Village and civil parish in Nottinghamshire, England

Hockerton is a village and civil parish in Nottinghamshire, England. It is 2 miles from the town of Southwell on the A617 between Newark and Mansfield. Fewer than 60 houses are situated around the church, the Spread Eagle pub and village hall. The population at the 2011 census was 146, increasing to 183 at the 2021 census. The local properties range from the carbon neutral housing of the Hockerton Housing Project to converted barns, 1960s and 1970s housing together with much older houses and a 19th-century Rectory. The parish church of St Nicholas is Norman with an aisleless nave and a 14th-century chancel.

Part of the village contains Hockerton Housing Project. The Hockerton Housing Project is the UK's first earth sheltered, self-sufficient ecological housing development.

A group of residents formed an Industrial and Provident Society (IPS) called Sustainable Hockerton Limited in 2009. Official Web Page Sustainable Hockerton, also described by everybodys-talking Sustainable Hockerton.
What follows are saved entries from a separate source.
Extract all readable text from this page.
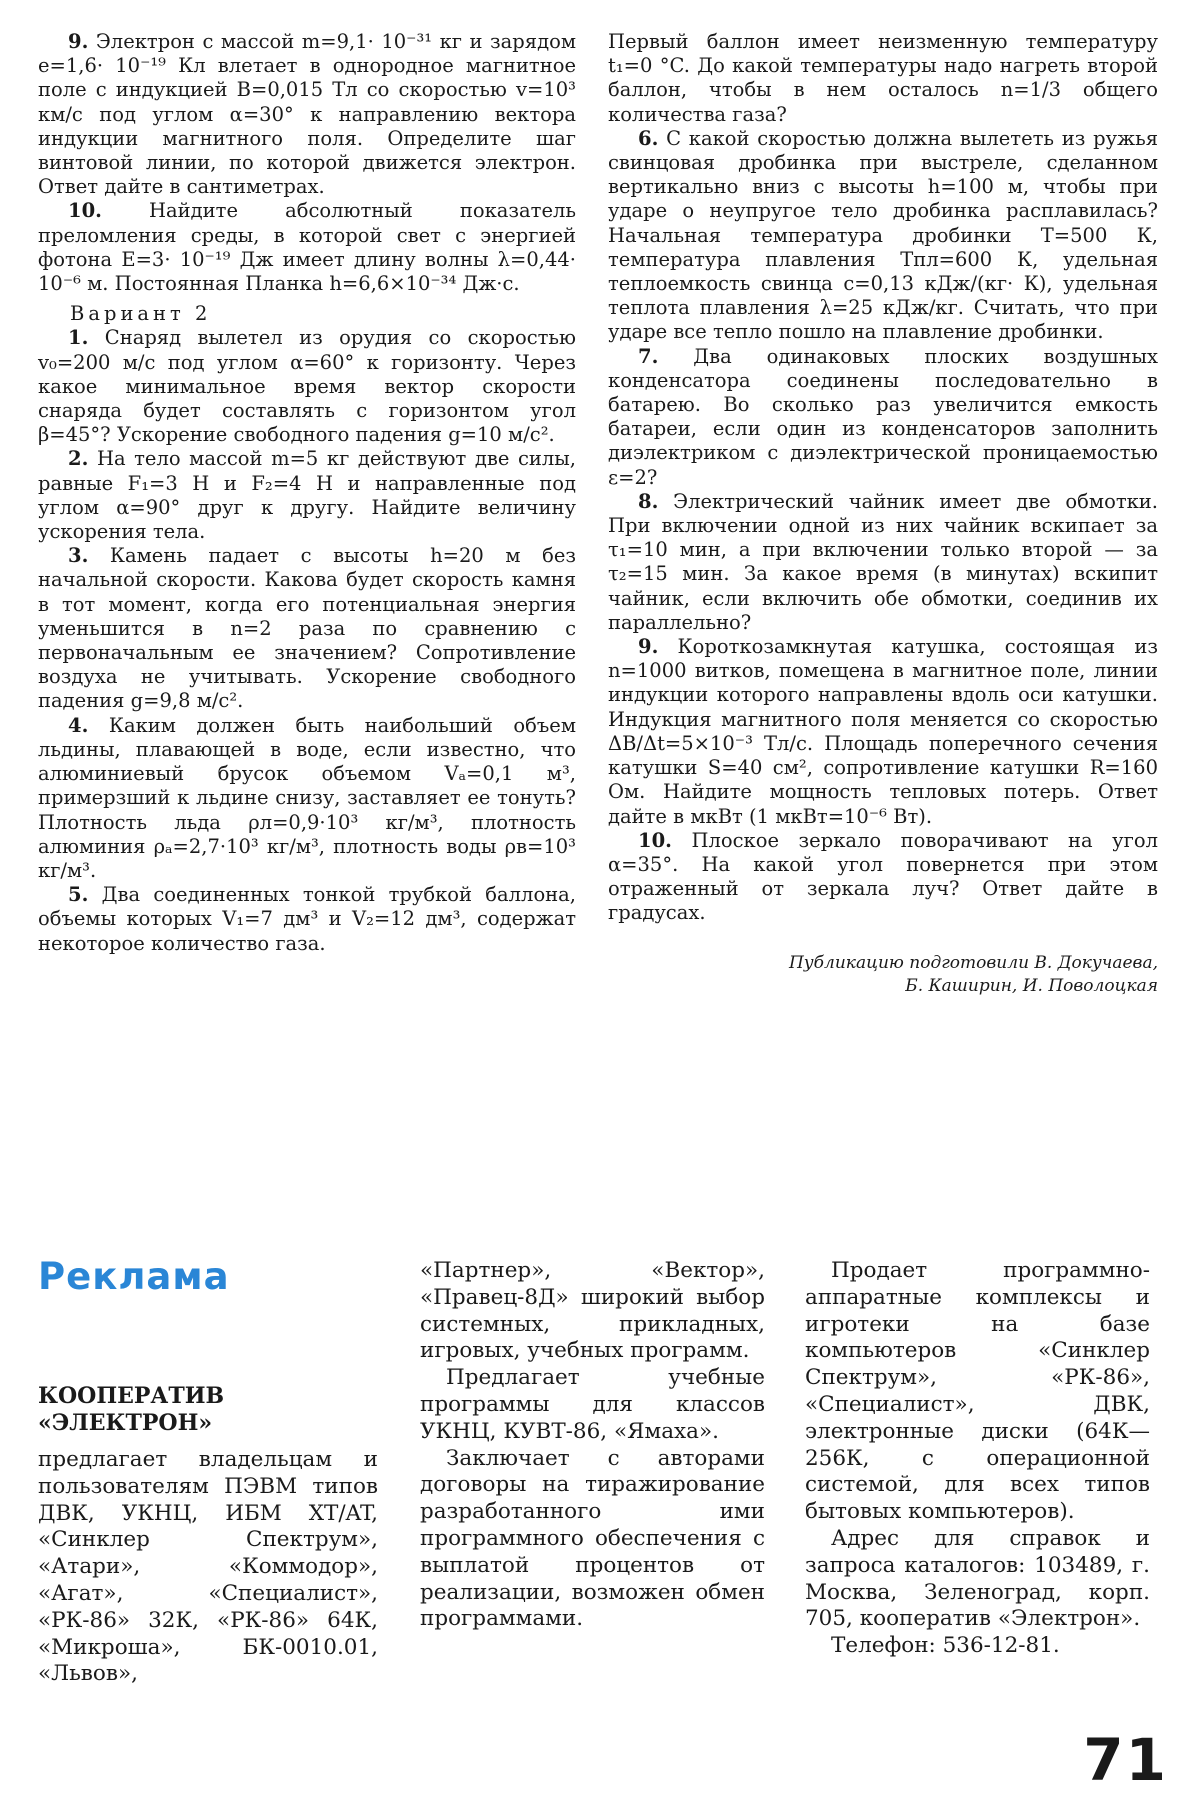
9. Электрон с массой m=9,1· 10⁻³¹ кг и зарядом e=1,6· 10⁻¹⁹ Кл влетает в однородное магнитное поле с индукцией B=0,015 Тл со скоростью v=10³ км/с под углом α=30° к направлению вектора индукции магнитного поля. Определите шаг винтовой линии, по которой движется электрон. Ответ дайте в сантиметрах.

10. Найдите абсолютный показатель преломления среды, в которой свет с энергией фотона E=3· 10⁻¹⁹ Дж имеет длину волны λ=0,44· 10⁻⁶ м. Постоянная Планка h=6,6×10⁻³⁴ Дж·с.

Вариант 2

1. Снаряд вылетел из орудия со скоростью v₀=200 м/с под углом α=60° к горизонту. Через какое минимальное время вектор скорости снаряда будет составлять с горизонтом угол β=45°? Ускорение свободного падения g=10 м/с².

2. На тело массой m=5 кг действуют две силы, равные F₁=3 Н и F₂=4 Н и направленные под углом α=90° друг к другу. Найдите величину ускорения тела.

3. Камень падает с высоты h=20 м без начальной скорости. Какова будет скорость камня в тот момент, когда его потенциальная энергия уменьшится в n=2 раза по сравнению с первоначальным ее значением? Сопротивление воздуха не учитывать. Ускорение свободного падения g=9,8 м/с².

4. Каким должен быть наибольший объем льдины, плавающей в воде, если известно, что алюминиевый брусок объемом Vₐ=0,1 м³, примерзший к льдине снизу, заставляет ее тонуть? Плотность льда ρл=0,9·10³ кг/м³, плотность алюминия ρₐ=2,7·10³ кг/м³, плотность воды ρв=10³ кг/м³.

5. Два соединенных тонкой трубкой баллона, объемы которых V₁=7 дм³ и V₂=12 дм³, содержат некоторое количество газа.

Первый баллон имеет неизменную температуру t₁=0 °C. До какой температуры надо нагреть второй баллон, чтобы в нем осталось n=1/3 общего количества газа?

6. С какой скоростью должна вылететь из ружья свинцовая дробинка при выстреле, сделанном вертикально вниз с высоты h=100 м, чтобы при ударе о неупругое тело дробинка расплавилась? Начальная температура дробинки T=500 К, температура плавления Tпл=600 К, удельная теплоемкость свинца c=0,13 кДж/(кг· К), удельная теплота плавления λ=25 кДж/кг. Считать, что при ударе все тепло пошло на плавление дробинки.

7. Два одинаковых плоских воздушных конденсатора соединены последовательно в батарею. Во сколько раз увеличится емкость батареи, если один из конденсаторов заполнить диэлектриком с диэлектрической проницаемостью ε=2?

8. Электрический чайник имеет две обмотки. При включении одной из них чайник вскипает за τ₁=10 мин, а при включении только второй — за τ₂=15 мин. За какое время (в минутах) вскипит чайник, если включить обе обмотки, соединив их параллельно?

9. Короткозамкнутая катушка, состоящая из n=1000 витков, помещена в магнитное поле, линии индукции которого направлены вдоль оси катушки. Индукция магнитного поля меняется со скоростью ΔB/Δt=5×10⁻³ Тл/с. Площадь поперечного сечения катушки S=40 см², сопротивление катушки R=160 Ом. Найдите мощность тепловых потерь. Ответ дайте в мкВт (1 мкВт=10⁻⁶ Вт).

10. Плоское зеркало поворачивают на угол α=35°. На какой угол повернется при этом отраженный от зеркала луч? Ответ дайте в градусах.

Публикацию подготовили В. Докучаева,
Б. Каширин, И. Поволоцкая
Реклама
КООПЕРАТИВ
«ЭЛЕКТРОН»

предлагает владельцам и пользователям ПЭВМ типов ДВК, УКНЦ, ИБМ XT/AT, «Синклер Спектрум», «Атари», «Коммодор», «Агат», «Специалист», «РК-86» 32К, «РК-86» 64К, «Микроша», БК-0010.01, «Львов»,

«Партнер», «Вектор», «Правец-8Д» широкий выбор системных, прикладных, игровых, учебных программ.

Предлагает учебные программы для классов УКНЦ, КУВТ-86, «Ямаха».

Заключает с авторами договоры на тиражирование разработанного ими программного обеспечения с выплатой процентов от реализации, возможен обмен программами.

Продает программно-аппаратные комплексы и игротеки на базе компьютеров «Синклер Спектрум», «РК-86», «Специалист», ДВК, электронные диски (64К—256К, с операционной системой, для всех типов бытовых компьютеров).

Адрес для справок и запроса каталогов: 103489, г. Москва, Зеленоград, корп. 705, кооператив «Электрон».

Телефон: 536-12-81.

71
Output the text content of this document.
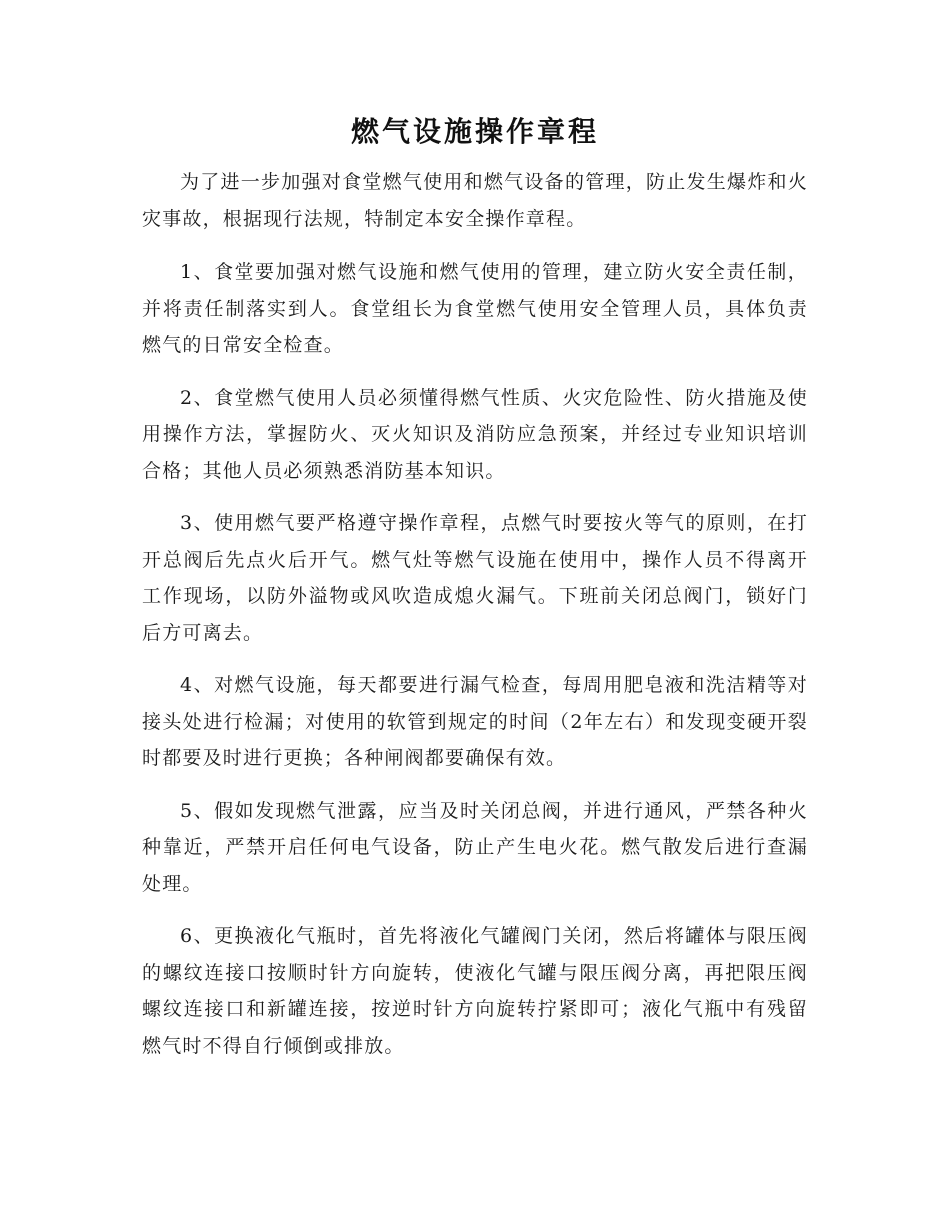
燃气设施操作章程

为了进一步加强对食堂燃气使用和燃气设备的管理，防止发生爆炸和火灾事故，根据现行法规，特制定本安全操作章程。

1、食堂要加强对燃气设施和燃气使用的管理，建立防火安全责任制，并将责任制落实到人。食堂组长为食堂燃气使用安全管理人员，具体负责燃气的日常安全检查。

2、食堂燃气使用人员必须懂得燃气性质、火灾危险性、防火措施及使用操作方法，掌握防火、灭火知识及消防应急预案，并经过专业知识培训合格；其他人员必须熟悉消防基本知识。

3、使用燃气要严格遵守操作章程，点燃气时要按火等气的原则，在打开总阀后先点火后开气。燃气灶等燃气设施在使用中，操作人员不得离开工作现场，以防外溢物或风吹造成熄火漏气。下班前关闭总阀门，锁好门后方可离去。

4、对燃气设施，每天都要进行漏气检查，每周用肥皂液和洗洁精等对接头处进行检漏；对使用的软管到规定的时间（2年左右）和发现变硬开裂时都要及时进行更换；各种闸阀都要确保有效。

5、假如发现燃气泄露，应当及时关闭总阀，并进行通风，严禁各种火种靠近，严禁开启任何电气设备，防止产生电火花。燃气散发后进行查漏处理。

6、更换液化气瓶时，首先将液化气罐阀门关闭，然后将罐体与限压阀的螺纹连接口按顺时针方向旋转，使液化气罐与限压阀分离，再把限压阀螺纹连接口和新罐连接，按逆时针方向旋转拧紧即可；液化气瓶中有残留燃气时不得自行倾倒或排放。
Sustainable Hockerton is also known as SHOCK. The Society has installed a wind turbine that generates electricity equal to that used by the village. Any surplus is distributed in the parish to promote sustainable development. By 2012 the Society had made £13,000 for the parish.

The place-name Hockerton seems to contain an Old English word for a hill, hocer, + tun (Old English), an enclosure; a farmstead; a village; an estate.., so 'hill or hump settlement'.